Interestingly, last evidence showed an another route for Exo biogenesis and their cargo sorting into MVBs in an ESCRT-independent pathway, which contains lipids and related protein as tetraspanins .
Exo typically contain luminal components, such as nucleic acids (DNA, RNA), lipid structures, proteins, peptides, and amino acids enriched in a lipid bilayer membrane (Fig. 2). Classically, Exo are highly enclosed in proteins with several roles, including tetraspanins (CD9, CD63, CD81, and CD82), which mediate cellular penetration, invasion, and fusion events, heat shock proteins (HSP70, HSP90), which participate in antigen processing and binding; MVB generation proteins that take part in Exo release (Alix, TSG101); as well as proteins responsible for membrane carrying and fusion (annexins and Rab) [74,75,76]. Exo also comprise of various forms of RNAs that can be incorporated into target cells. According to the evidences, microRNAs (miRNAs) are the most plentiful in exosomal RNA classes. There are other types of RNAs, such as ribosomal RNA, long non-coding RNA, transfer RNA, messenger RNA (mRNA), and small nuclear RNA . When miRNAs transferred to Exo, they can experience unidirectional transport between cells, leading to the creation of a cell-to-cell trafficking network, which, in turn, causes transient or constant phenotypic modifications of target cells . The miRNAs, such as miR-1, miR-320, miR-15, miR-214, miR-29a, miR-16, miR-151, miR-375, and lethal-7, have critical roles in angiogenesis, hematopoiesis, exocytosis, and tumorigenesis [79,80,81]. Intriguingly, evidence has been revealed that long RNA types, specifically long non-coding RNAs (lncRNAs) and circular RNAs (circRNAs) are expressed in Exo, and impact a range of biological processes such as tumor progression . Several studies have been reported that expression of lncRNAs including lncRNA BCRT1, lncRNA HOXD-AS1, lncRNA UCA1, and lncRNA LNMAT2 were considerably increased in Exo derived from tumor cells, which was functionally implicated in promotion cancer cell growth, metastasis, and angiogenesis [83,84,85,86]. These studies revealed that Exo can mediate transfer of lncRNA as a significant mechanism in tumor progression and play an important role in modification of the tumor microenvironment through influencing main cellular pathways. The biological function of Exo base on not only in their proteins and nucleic acids, but in their lipid composition. Commonly, Exo are rich in phosphatidylserine (PS), phosphatidic acid (PA), cholesterol, sphingomyelin (SM), arachidonic acid and other fatty acids, prostaglandins, and leukotrienes, ensure their stability and rigidity .

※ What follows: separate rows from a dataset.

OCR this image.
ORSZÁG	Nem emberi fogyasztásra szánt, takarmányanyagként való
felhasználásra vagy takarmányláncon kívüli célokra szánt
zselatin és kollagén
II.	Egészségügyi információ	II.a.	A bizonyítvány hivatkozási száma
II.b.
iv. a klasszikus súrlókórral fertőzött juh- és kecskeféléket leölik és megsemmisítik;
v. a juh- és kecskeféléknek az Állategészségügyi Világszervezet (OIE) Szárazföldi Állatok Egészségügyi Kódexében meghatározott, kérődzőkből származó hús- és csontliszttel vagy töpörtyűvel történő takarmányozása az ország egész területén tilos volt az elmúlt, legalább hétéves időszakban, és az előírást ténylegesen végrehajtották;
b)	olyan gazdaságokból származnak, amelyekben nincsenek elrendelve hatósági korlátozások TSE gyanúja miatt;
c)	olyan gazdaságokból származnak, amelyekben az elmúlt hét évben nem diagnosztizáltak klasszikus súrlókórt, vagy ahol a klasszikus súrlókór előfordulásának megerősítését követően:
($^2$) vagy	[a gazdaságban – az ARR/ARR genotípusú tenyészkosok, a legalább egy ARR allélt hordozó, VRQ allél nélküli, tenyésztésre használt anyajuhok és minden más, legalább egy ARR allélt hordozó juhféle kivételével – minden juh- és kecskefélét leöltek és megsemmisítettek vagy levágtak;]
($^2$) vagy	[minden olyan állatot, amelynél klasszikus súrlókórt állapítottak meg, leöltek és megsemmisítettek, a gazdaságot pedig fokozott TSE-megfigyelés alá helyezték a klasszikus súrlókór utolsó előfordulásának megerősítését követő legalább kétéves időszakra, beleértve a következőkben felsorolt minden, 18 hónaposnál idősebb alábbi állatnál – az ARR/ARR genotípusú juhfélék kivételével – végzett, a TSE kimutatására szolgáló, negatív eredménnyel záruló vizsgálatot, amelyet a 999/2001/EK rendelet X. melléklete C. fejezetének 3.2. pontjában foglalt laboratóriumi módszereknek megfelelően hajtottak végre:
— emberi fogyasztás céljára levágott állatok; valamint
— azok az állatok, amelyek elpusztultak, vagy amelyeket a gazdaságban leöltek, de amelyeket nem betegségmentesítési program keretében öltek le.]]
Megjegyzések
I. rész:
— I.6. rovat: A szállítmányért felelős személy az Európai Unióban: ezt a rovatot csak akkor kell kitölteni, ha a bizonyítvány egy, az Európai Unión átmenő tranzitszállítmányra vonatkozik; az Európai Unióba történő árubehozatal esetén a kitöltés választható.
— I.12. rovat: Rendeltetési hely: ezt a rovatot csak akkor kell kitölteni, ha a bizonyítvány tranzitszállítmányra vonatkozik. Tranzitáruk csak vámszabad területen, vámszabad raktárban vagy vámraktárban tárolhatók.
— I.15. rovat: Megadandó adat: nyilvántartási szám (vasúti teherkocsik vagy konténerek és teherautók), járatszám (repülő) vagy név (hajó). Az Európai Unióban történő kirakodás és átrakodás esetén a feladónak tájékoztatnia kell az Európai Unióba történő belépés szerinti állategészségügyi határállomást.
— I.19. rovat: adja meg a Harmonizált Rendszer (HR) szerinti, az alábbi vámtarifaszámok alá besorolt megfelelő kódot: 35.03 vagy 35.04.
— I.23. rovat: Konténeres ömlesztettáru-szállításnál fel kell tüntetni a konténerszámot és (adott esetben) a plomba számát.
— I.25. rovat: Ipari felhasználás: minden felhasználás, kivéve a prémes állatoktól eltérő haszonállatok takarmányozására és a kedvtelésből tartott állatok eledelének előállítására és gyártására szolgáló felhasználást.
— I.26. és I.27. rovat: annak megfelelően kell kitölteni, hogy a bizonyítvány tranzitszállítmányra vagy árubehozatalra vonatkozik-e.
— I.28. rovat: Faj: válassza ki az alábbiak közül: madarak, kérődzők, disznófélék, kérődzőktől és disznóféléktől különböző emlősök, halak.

The roles of MSCs-Exo in tumors
The tumor microenvironment (TME) is a complicated and heterogeneous network incorporating both endothelial cells and immune cells, such as myeloid-derived suppressor cells (MDSCs), tumor-related stromal cells, cancer-associated fibroblasts (CAFs), and tumor-associated macrophages (TAMs). Generally, the TME is crucial for growth and progression of tumor cells.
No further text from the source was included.